BOSTON — An investigation of 76 deaths linked to the coronavirus at a state-run veterans’ home in Massachusetts paints a picture of a facility in chaos, as traumatized nurses carried out orders to combine wards of infected and uninfected men, knowing that the move would prove deadly to many of their patients.
Workers at the facility, the Holyoke Soldiers’ Home, remembered the days in late March as “total pandemonium” and a “nightmare.”
One social worker told investigators, in a report released on Wednesday, that she “felt like it was moving the concentration camp, we were moving these unknowing veterans off to die.”
Another recalled sitting in a makeshift ward that was crowded with sick and dying patients, some unclothed or without masks, and trying to distract a man who was “alert and oriented,” chattering about the Swedish meatballs his wife used to make.
“It was surreal,” she said. “I don’t know how the staff over in that unit, how many of us will ever recover from those images.”
Nursing home deaths have accounted for more than 60 percent of the fatalities from the coronavirus in Massachusetts, a state that prides itself on its health care system. None of those deaths have received more attention than the cluster at the Holyoke Soldiers’ Home, which housed frail veterans of World War II and other conflicts.
The 174-page independent report, led by the former federal prosecutor Mark Pearlstein, blasts decisions made by the facility’s superintendent, Bennett Walsh, as “utterly baffling from an infection-control perspective.”
The report was especially scathing on the decision to combine crowded wards. But it catalogs a series of other errors, including failure to isolate infected veterans, failure to test veterans who had symptoms, and the rotation of staff members between wards, accelerating the spread of the virus.
“In short, this was the opposite of infection control: Mr. Walsh and his team created close to an optimal environment for the spread of Covid-19,” the report said.
Gov. Charlie Baker of Massachusetts said on Wednesday that the accounts in the report were “one of the most depressing and utterly shameful descriptions of what was supposed to be a care system that I have ever heard of.”
The state is acting to fire Mr. Walsh, a retired Marine Corps lieutenant colonel with no previous nursing home experience, the governor said. A lawyer for Mr. Walsh was not immediately available for comment.
Mr. Walsh’s supervisor, Francisco Urena, resigned from his post as the state’s secretary of veterans’ services on Tuesday in anticipation of the report. Mr. Baker said the secretary was asked to step down.
“Our administration did not do the job we should have done overseeing Bennett Walsh and the Soldiers’ Home,” Mr. Baker said.
“I’m very sorry,” Mr. Urena told a reporter for WCVB, a local television station. “I tried my best.”
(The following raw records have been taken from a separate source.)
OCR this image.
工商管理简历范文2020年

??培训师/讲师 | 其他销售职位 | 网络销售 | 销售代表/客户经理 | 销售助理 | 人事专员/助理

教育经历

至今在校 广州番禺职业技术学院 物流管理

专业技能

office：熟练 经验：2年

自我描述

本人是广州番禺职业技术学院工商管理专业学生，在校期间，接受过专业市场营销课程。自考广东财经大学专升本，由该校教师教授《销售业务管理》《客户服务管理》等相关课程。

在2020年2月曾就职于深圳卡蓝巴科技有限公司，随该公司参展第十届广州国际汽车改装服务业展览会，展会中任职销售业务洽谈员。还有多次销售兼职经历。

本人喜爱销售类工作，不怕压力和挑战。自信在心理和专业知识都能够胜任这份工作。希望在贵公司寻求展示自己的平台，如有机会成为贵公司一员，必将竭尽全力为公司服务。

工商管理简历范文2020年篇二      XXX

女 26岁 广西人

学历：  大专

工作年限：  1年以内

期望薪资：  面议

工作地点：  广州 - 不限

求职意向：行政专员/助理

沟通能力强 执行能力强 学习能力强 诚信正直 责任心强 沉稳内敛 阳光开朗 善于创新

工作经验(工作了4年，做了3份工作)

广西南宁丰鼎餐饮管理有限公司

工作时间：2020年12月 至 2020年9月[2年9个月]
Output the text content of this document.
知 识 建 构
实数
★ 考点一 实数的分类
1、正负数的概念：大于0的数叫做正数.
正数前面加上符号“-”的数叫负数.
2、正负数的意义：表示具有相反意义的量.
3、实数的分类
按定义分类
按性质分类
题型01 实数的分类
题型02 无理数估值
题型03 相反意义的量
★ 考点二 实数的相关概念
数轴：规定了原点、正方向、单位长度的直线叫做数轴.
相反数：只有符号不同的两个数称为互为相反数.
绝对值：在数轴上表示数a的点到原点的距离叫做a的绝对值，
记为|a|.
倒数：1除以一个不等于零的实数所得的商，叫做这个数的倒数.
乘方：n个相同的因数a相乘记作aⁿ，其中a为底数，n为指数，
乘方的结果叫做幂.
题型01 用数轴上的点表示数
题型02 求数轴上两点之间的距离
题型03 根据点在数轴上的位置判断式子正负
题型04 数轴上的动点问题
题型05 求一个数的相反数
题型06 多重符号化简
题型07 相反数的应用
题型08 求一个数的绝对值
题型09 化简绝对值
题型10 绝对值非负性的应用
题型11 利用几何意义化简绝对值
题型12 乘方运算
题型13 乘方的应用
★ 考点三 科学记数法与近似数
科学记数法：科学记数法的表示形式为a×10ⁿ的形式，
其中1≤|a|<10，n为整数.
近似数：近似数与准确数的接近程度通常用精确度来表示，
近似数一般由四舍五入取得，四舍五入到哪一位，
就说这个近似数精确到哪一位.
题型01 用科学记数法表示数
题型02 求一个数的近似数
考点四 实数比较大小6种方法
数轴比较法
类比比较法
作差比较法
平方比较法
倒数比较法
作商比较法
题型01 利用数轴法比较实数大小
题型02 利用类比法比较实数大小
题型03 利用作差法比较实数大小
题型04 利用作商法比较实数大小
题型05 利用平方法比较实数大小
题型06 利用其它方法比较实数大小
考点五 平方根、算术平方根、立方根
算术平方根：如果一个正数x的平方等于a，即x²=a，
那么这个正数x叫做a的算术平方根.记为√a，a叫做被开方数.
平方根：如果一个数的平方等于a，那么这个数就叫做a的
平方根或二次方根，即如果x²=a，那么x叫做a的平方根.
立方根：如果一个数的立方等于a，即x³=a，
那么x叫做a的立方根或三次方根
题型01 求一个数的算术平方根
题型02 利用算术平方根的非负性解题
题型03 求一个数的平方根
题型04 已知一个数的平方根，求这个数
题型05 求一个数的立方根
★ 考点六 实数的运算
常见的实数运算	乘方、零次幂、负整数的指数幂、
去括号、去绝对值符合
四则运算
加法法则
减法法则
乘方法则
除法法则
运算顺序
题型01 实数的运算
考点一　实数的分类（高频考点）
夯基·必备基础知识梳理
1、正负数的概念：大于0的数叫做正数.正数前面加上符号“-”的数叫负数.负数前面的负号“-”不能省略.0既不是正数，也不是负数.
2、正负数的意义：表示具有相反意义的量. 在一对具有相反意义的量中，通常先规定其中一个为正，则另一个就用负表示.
Staff members told investigators that they were initially discouraged from wearing protective equipment, in an effort to conserve a limited supply, and that they felt “annoyed, paranoid and fearful for their lives because they could not find masks,” the report said.
The most troubling portions of the report describe the weekend of March 28 and 29, when staffing was so short at the home that two wards were hurriedly combined, a decision one employee described as “the most insane thing I ever saw in my entire life.”
A social worker described listening to the chief nursing officer say “something to the effect that this room will be dead by Sunday, so we will have more room here.” Another social worker recalled seeing a supervisor point to a room and say, “All this room will be dead by tomorrow.”
Several staff members told investigators that, in the confusion, some of the dying men did not receive adequate pain relief medication.
None of the facility’s top administrators acknowledged taking part in the decision to combine the two wards, and its medical director, David Clinton, told investigators he was not consulted.
“We find this not to be credible, and at the very least, that Dr. Clinton was aware (or should have been aware) of the move and did nothing to stop it,” the report said.
Val Liptak, the interim administrator brought in to manage the crisis, told investigators that, though she and her team had a “collective 90-plus years of nursing” among them, “none of us have ever seen anything like this.” The overcrowded ward, she said, “looked like a war zone.”
Among the disturbing revelations in the report was that supervisors had instructed social workers to call the families of sick veterans and try to persuade them to change their end-of-life health care preferences, so that the veterans would not be transferred to a hospital.
One social worker said she stopped making those calls because “it felt wrong,” as she put it, “in the pit of my belly and heart.”